What is the Paycheck Prevention Program? I’ve listed some of the important aspects of the program below. For more detailed information check out Paycheck Protection Program FAQs
- The program is administered through the Small Business Administration (SBA)
- Businesses can use funds to cover payroll, mortgage/rent, utilities
- No collateral requirements, personal guarantees or SBA fees
- 100% guarantee by the SBA
- Loan payments will be deferred for six months
- The SBA will forgive the portion of loan proceeds used to cover the first eight weeks of payroll costs, rent, utilities, and mortgage interest
- Eligible businesses include non-profit, Veterans organizations, Tribal concerns, sole proprietorship’s, self-employed individuals and independent contractors
- Maximum loan amount is $10 million dollars
- Loan forgiveness if proceeds used for payroll costs and other designated business operating expenses in the 8 weeks following the date of loan origination
- Interest rate of 1%
- Maturity of 2 years
- All states and territories are eligible for Economic Injury Disaster Loan assistance
- Waiver of garnishments through 2020
A great resource for small businesses in the 413 is the Massachusetts Small Business Development Center-Western Regional office. They provide free and confidential one-to-one business advice to prospective and existing small businesses. The MSBDC has put together a comprehensive list of resources for Western Massachusetts small businesses:
The MSBDC is sponsoring three webinar’s next week to help manage your business during the COVID-19 crisis.

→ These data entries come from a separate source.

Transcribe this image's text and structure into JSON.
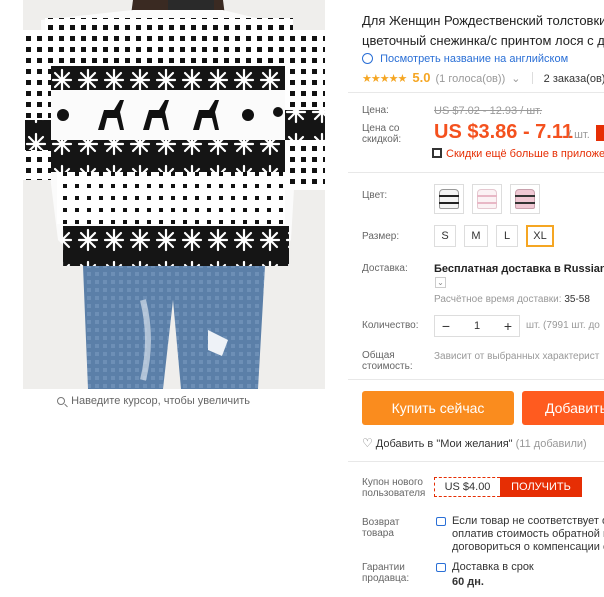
{
  "image": {
    "zoom_hint": "Наведите курсор, чтобы увеличить"
  },
  "product": {
    "title_line1": "Для Женщин Рождественский толстовки",
    "title_line2": "цветочный снежинка/с принтом лося с д",
    "translate_link": "Посмотреть название на английском",
    "stars": "★★★★★",
    "rating": "5.0",
    "votes": "(1 голоса(ов))",
    "orders": "2 заказа(ов)"
  },
  "price": {
    "label_price": "Цена:",
    "old_price": "US $7.02 - 12.93 / шт.",
    "label_discount": "Цена со скидкой:",
    "new_price": "US $3.86 - 7.11",
    "per_unit": "/ шт.",
    "app_discount": "Скидки ещё больше в приложен"
  },
  "options": {
    "color_label": "Цвет:",
    "colors": [
      "black-white",
      "white-pink",
      "pink-black"
    ],
    "size_label": "Размер:",
    "sizes": [
      "S",
      "M",
      "L",
      "XL"
    ],
    "selected_size": "XL"
  },
  "shipping": {
    "label": "Доставка:",
    "method": "Бесплатная доставка в Russian Fe",
    "estimate_label": "Расчётное время доставки:",
    "estimate_value": "35-58"
  },
  "quantity": {
    "label": "Количество:",
    "value": "1",
    "note": "шт. (7991 шт. до"
  },
  "total": {
    "label": "Общая стоимость:",
    "value": "Зависит от выбранных характерист"
  },
  "actions": {
    "buy": "Купить сейчас",
    "add_to_cart": "Добавить",
    "wishlist": "Добавить в \"Мои желания\"",
    "wishlist_count": "(11 добавили)"
  },
  "coupon": {
    "label": "Купон нового пользователя",
    "amount": "US $4.00",
    "button": "ПОЛУЧИТЬ"
  },
  "returns": {
    "label": "Возврат товара",
    "line1": "Если товар не соответствует оп",
    "line2": "оплатив стоимость обратной пе",
    "line3": "договориться о компенсации с"
  },
  "guarantee": {
    "label": "Гарантии продавца:",
    "line1": "Доставка в срок",
    "line2": "60 дн."
  },
  "colors": {
    "accent_orange": "#fa8c1e",
    "price_red": "#f4511e",
    "coupon_red": "#e62e04",
    "link_blue": "#2a6fd6",
    "star_gold": "#f5a623"
  }
}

- e-commerce 101: Getting your business online, April 6, 2020 1:00 to 2:00 pm
- How to deal with cash flow issues due to COVID-19, April 7, 2020 3:00 to 4:00 pm
- Programs and funding available for businesses impacted by COVID-19, April 8, 2020 1:00 to 2:00 pm
To register for one of these webinars, or for more information on the MSBDC, go to https://www.msbdc.org/training
In the meantime, stay in touch with your local businesses. Many of them are coming up with creative and innovative solutions to continue to offer their services.
Hang in there Western Massachusetts small business owners and employees.